Taiwan and the United States will be signing an agreement under a trade initiative “in the coming weeks” that would pave the way for a full-scale bilateral trade agreement (BIA) should Washington wish to explore that option, said a senior Taiwan government official familiar with trade talks on Thursday.
The official, speaking on condition of anonymity, told reporters in Taipei that both sides would be signing a deal under the US-Taiwan Initiative on 21st-Century Trade “very soon.”
The sealed deal will be a “de facto BIA” without touching on the issues of tariffs and free trade. It will be the first trade-related pact that US President Joe Biden has signed with a foreign country since assuming office in January 2021, the source added.
The source said that with the pact, which he called a mini-BIA and a “living agreement,” Taiwan and US could add new ideas and cover new areas in terms of bilateral trade and businesses as long as both sides agree, and could expand into a full-scale BIA or Free Trade Agreement (FTA) should the US side decide on that.
The source made the remarks when asked to comment on the latest developments in the negotiations for the US-Taiwan Initiative on 21st-Century Trade.
The initiative was unveiled by both governments in June 2022 after Taiwan was excluded from the Indo-Pacific Economic Framework, a US-led multilateral partnership involving 12 other countries, which has been touted as a counterweight to a China-initiated free trade deal in the region.
Taipei and Washington have so far concluded two rounds of negotiations under the initiative the first from November 8-9 in New York, and the second in Taipei from January 14-17.
The 11 trade areas to be addressed are trade facilitation, good regulatory practices, anti-corruption, SMEs, agriculture, standards, digital trade, labour, environment, state-owned enterprises, and non-market policies and practices.

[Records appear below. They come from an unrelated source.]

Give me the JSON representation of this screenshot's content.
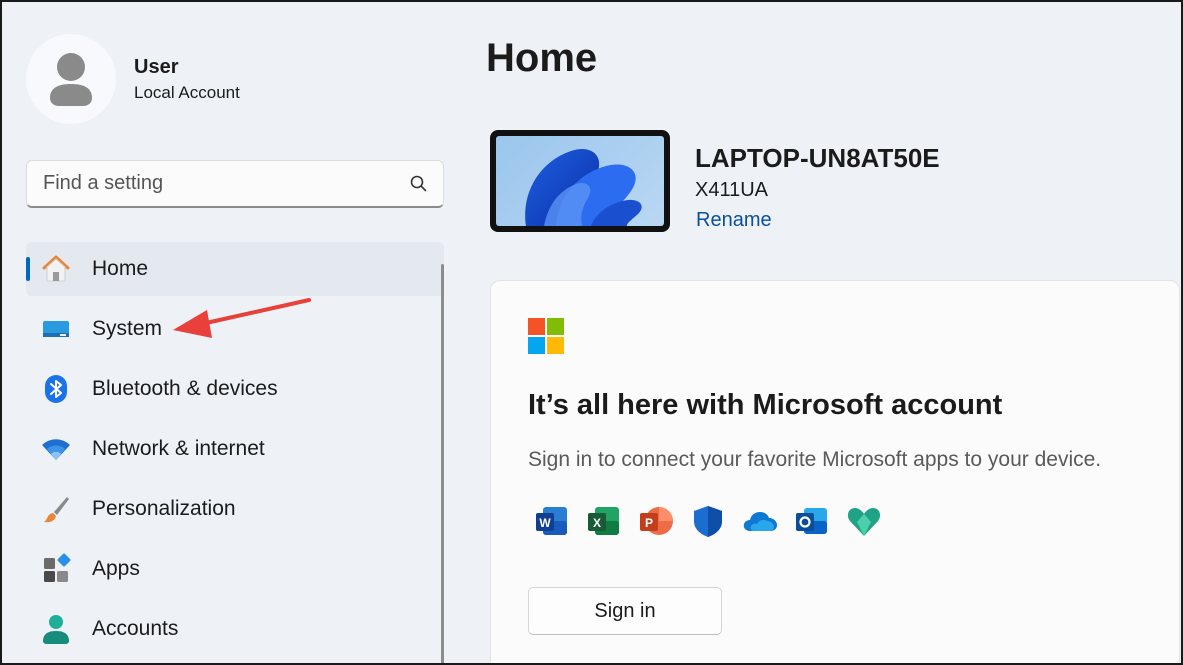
{
  "profile": {
    "name": "User",
    "account_type": "Local Account"
  },
  "search": {
    "placeholder": "Find a setting"
  },
  "nav": {
    "items": [
      {
        "label": "Home",
        "icon": "home-icon",
        "active": true
      },
      {
        "label": "System",
        "icon": "system-icon"
      },
      {
        "label": "Bluetooth & devices",
        "icon": "bluetooth-icon"
      },
      {
        "label": "Network & internet",
        "icon": "wifi-icon"
      },
      {
        "label": "Personalization",
        "icon": "paintbrush-icon"
      },
      {
        "label": "Apps",
        "icon": "apps-icon"
      },
      {
        "label": "Accounts",
        "icon": "accounts-icon"
      }
    ]
  },
  "main": {
    "title": "Home",
    "device": {
      "name": "LAPTOP-UN8AT50E",
      "model": "X411UA",
      "rename_label": "Rename"
    },
    "account_card": {
      "title": "It’s all here with Microsoft account",
      "subtitle": "Sign in to connect your favorite Microsoft apps to your device.",
      "app_icons": [
        "word-icon",
        "excel-icon",
        "powerpoint-icon",
        "defender-icon",
        "onedrive-icon",
        "outlook-icon",
        "family-icon"
      ],
      "signin_label": "Sign in"
    }
  },
  "colors": {
    "accent": "#0067c0",
    "link": "#0b4f9c",
    "annotation_arrow": "#e8403a"
  }
}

After the January meeting, Taiwan’s Office of Trade Negotiations said that it expected the two sides to sign an early harvest agreement on trade facilitation, anti-corruption, small and medium-sized enterprises (SMEs), good regulatory practices and the domestic regulation of services within a few weeks.
Prior to the two rounds of negotiations, Taiwan had been hoping for more than 20 years for an opportunity to enter into negotiations with the US, a major trade partner, on the signing of an FTA.